On a typical day I'd go running with Bottom at six in the morning (Ahren wasn't a morning person), school would start at eight, we'd have classes until two and, after first semester, we'd typically rehearse until one in the morning. On top of that, I had a work-study job washing dishes
at the Yale Cabaret and cleaning the Yale Repertory Theater, and we had to do our classroom work and learn our lines. I'd ride my bike to school and she'd take the car so one of us could return home to walk Bottom during the day. (How crazy was that? It was like we had a little baby.) Unfortunately for him and for us we didn't know the first thing to do with him. We'd be gone for over twelve hours a day. Bottom would tear up the house. But we loved him like a child. Ahren was always dragging him into bed with us. I counted on his playfulness to break my melancholy moods. Bottom was my lifeline. You couldn't break his joyous spirit to save your life. But with all this going on, by the end of the day I'd be a little numb. Fortunately, by now I had learned to share Ahren with my classmates. She developed her set of friends and I had mine, but we were all one class.

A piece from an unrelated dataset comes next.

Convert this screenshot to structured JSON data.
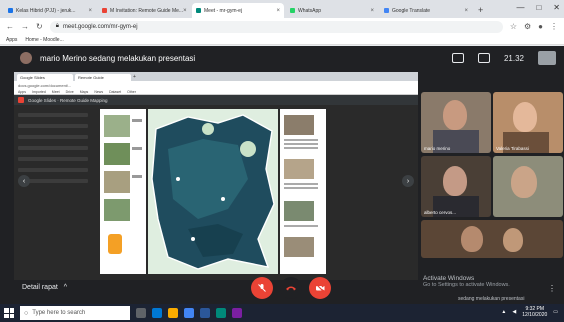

My favorite class was fencing, which is all about quickness—whoever attacks and gets back on defense the quickest will score the most points and will win. Initially, we were all loving and gentle with each other in fencing class. Eventually we realized it was a great place to take out our aggression. At that point, it was on! Between my athletic ability and competitive nature, I was one of the best in my class. Academically, I studied hard and soon took to the work. In acting class when we'd explore scenes, my partner and I would rework the same scene over and over and over, each time making it more dense and rich. Our classmates thought the point was to work a scene and move on to the next one. At the end of the class, Earle Gister, our first-year acting instructor, complimented my partner and me because we had explored that one scene so deeply. “Now, that's the way to explore a scene!” he told us. I could feel the whole class shrink. I achieved by the end of the first semester what I had set out to achieve by coming to Yale in the first place—I could now stand onstage without my knees shaking. I was most proud that I had accomplished my goal.